Homicide detective Elouise “Lou” Norton is enjoying a lunch date at Johnny’s Pastrami with hunky Assistant DA Sam Seward when she gets a phone call. Her partner, Colin Taggert, calls her to a murder scene, where a body has been discovered lying in a wooded park outside of Los Angeles. The victim is a young teenage girl, which seems to fit with a recent pattern of crime in the LA area, except that the other girls in question are still missing and presumed kidnapped. This one is definitely dead.
The gruesome murder provides a fast-paced kickoff for Trail of Echoes, author Rachel Howzell Hall’s tense exploration of murder in a down-and-out LA neighborhood, and her third thriller after Land of Shadows and Skies of Ash. Hall pens an in-depth, believable portrait of the series’ black, female detective Norton, and it’s filled with realistic and whip-smart dialogue matched with tight, visceral descriptions of local scenes.
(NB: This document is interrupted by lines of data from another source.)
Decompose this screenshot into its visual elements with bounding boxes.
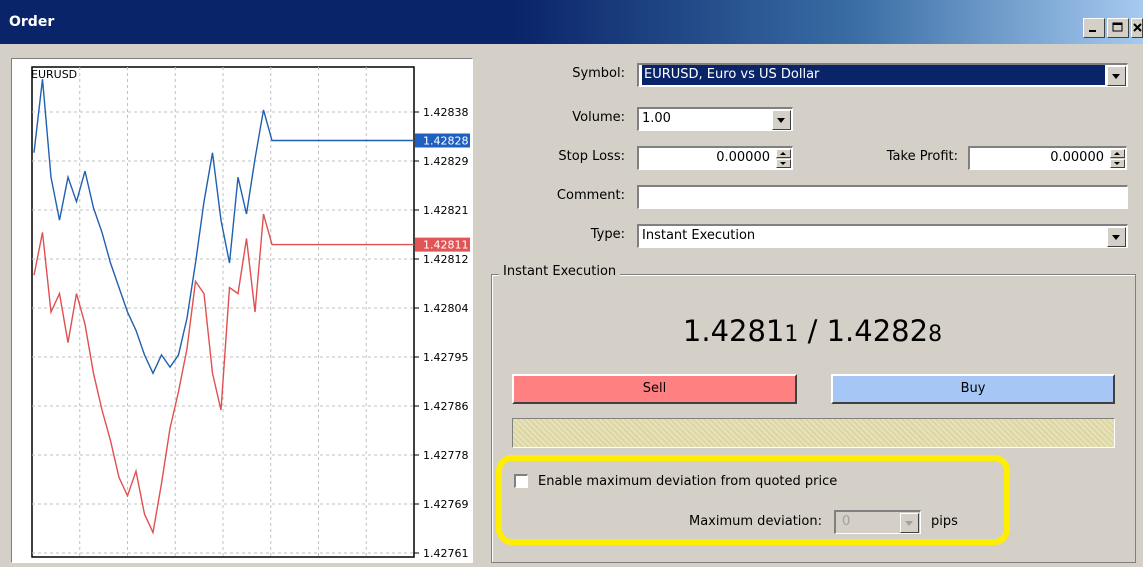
type-value: Instant Execution [642, 228, 756, 243]
max-deviation-select[interactable]: 0 [834, 510, 921, 534]
chart-price-label: 1.42821 [423, 204, 469, 217]
chevron-down-icon[interactable] [1107, 227, 1126, 247]
bid-price-marker-label: 1.42811 [423, 239, 469, 252]
take-profit-field[interactable]: 0.00000 [968, 146, 1127, 170]
chart-price-label: 1.42804 [423, 302, 469, 315]
buy-button[interactable]: Buy [831, 374, 1115, 404]
maximize-icon[interactable] [1107, 18, 1129, 38]
chart-price-label: 1.42812 [423, 253, 469, 266]
ask-price-line [33, 79, 414, 375]
take-profit-label: Take Profit: [886, 149, 958, 164]
execution-progress-bar [512, 418, 1115, 448]
order-dialog: 1.42838 1.42829 1.42821 1.42812 1.42804 1.427… [0, 44, 1143, 567]
comment-label: Comment: [556, 188, 625, 203]
minimize-icon[interactable] [1083, 18, 1105, 38]
spin-up-icon[interactable] [776, 149, 791, 158]
stop-loss-value: 0.00000 [716, 150, 770, 165]
price-quote: 1.42811 / 1.42828 [491, 314, 1134, 348]
quote-separator: / [798, 314, 827, 348]
chevron-down-icon[interactable] [772, 110, 791, 130]
chart-price-label: 1.42829 [423, 155, 469, 168]
chart-symbol-label: EURUSD [31, 68, 78, 81]
chart-canvas: 1.42838 1.42829 1.42821 1.42812 1.42804 1.427… [31, 66, 470, 560]
spin-down-icon[interactable] [1110, 159, 1125, 168]
symbol-value: EURUSD, Euro vs US Dollar [642, 65, 1105, 85]
spin-down-icon[interactable] [776, 159, 791, 168]
window-controls [1083, 18, 1143, 38]
chart-price-label: 1.42778 [423, 449, 469, 462]
sell-button[interactable]: Sell [512, 374, 797, 404]
volume-value: 1.00 [642, 111, 671, 126]
stop-loss-field[interactable]: 0.00000 [637, 146, 793, 170]
window-title: Order [9, 14, 55, 30]
price-chart: 1.42838 1.42829 1.42821 1.42812 1.42804 1.427… [11, 58, 473, 563]
ask-price-marker-label: 1.42828 [423, 135, 469, 148]
take-profit-value: 0.00000 [1050, 150, 1104, 165]
ask-price: 1.4282 [826, 314, 929, 348]
bid-price-last-digit: 1 [784, 322, 799, 347]
max-deviation-value: 0 [842, 514, 851, 529]
stop-loss-spinner[interactable] [776, 149, 791, 168]
symbol-label: Symbol: [572, 66, 625, 81]
pips-label: pips [931, 514, 958, 529]
type-select[interactable]: Instant Execution [637, 224, 1128, 248]
type-label: Type: [590, 227, 625, 242]
chevron-down-icon[interactable] [900, 513, 919, 533]
chart-price-label: 1.42761 [423, 547, 469, 560]
volume-select[interactable]: 1.00 [637, 107, 793, 131]
max-deviation-label: Maximum deviation: [689, 514, 822, 529]
bid-price-line [33, 213, 414, 535]
chart-price-label: 1.42795 [423, 351, 469, 364]
chart-price-label: 1.42769 [423, 498, 469, 511]
bid-price: 1.4281 [682, 314, 785, 348]
chart-price-label: 1.42786 [423, 400, 469, 413]
title-bar: Order [0, 0, 1143, 44]
execution-group-title: Instant Execution [499, 264, 621, 279]
stop-loss-label: Stop Loss: [558, 149, 625, 164]
symbol-select[interactable]: EURUSD, Euro vs US Dollar [637, 63, 1128, 87]
deviation-highlight-box [496, 455, 1010, 545]
ask-price-last-digit: 8 [928, 322, 943, 347]
deviation-checkbox[interactable] [514, 474, 528, 488]
comment-input[interactable] [637, 185, 1128, 209]
volume-label: Volume: [572, 110, 625, 125]
chart-price-label: 1.42838 [423, 106, 469, 119]
take-profit-spinner[interactable] [1110, 149, 1125, 168]
deviation-checkbox-label: Enable maximum deviation from quoted pri… [538, 474, 838, 489]
close-icon[interactable] [1131, 18, 1143, 38]
spin-up-icon[interactable] [1110, 149, 1125, 158]
chevron-down-icon[interactable] [1107, 66, 1126, 86]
Norton and Taggert set off to inform the young victim’s mother of the tragedy, and the address turns out to be the same apartment building where Lou grew up. Like the homicide detective herself, the 13-year-old victim, Chanita, seemed to have been on a path that held the promise of escape from the gray, distressed area of housing projects where she lived. Norton finds the family apartment filled with Chanita’s expressive photographs, along with awards and citations honoring her young talent. This matches a framework common among the recent disappearances—they’re adolescents with talent and promise, all missing from the same LA neighborhood and school district, all close in age and race.
The detective and her team cast a wide net, uncovering several persons of interest: a neighborhood tough named Ontrel who claimed to be her protector; a Mexican dude named Raul Moriaga, who lives downstairs; her photography teacher and mentor, Payton Bishop; and even a selection of her mom’s old boyfriends. Important clues to identifying the murderer’s identity include the strange photograph of a flowering plant found in the victim’s bedroom and a series of creepy coded messages left anonymously for Detective Norton, including an odd statue or two posed on the hood of her car.
Full of toe-tapping, fidgety energy that’s tamped down and ready to brim over at any moment, Trail of Echoes offers an addictive read from a promising new author.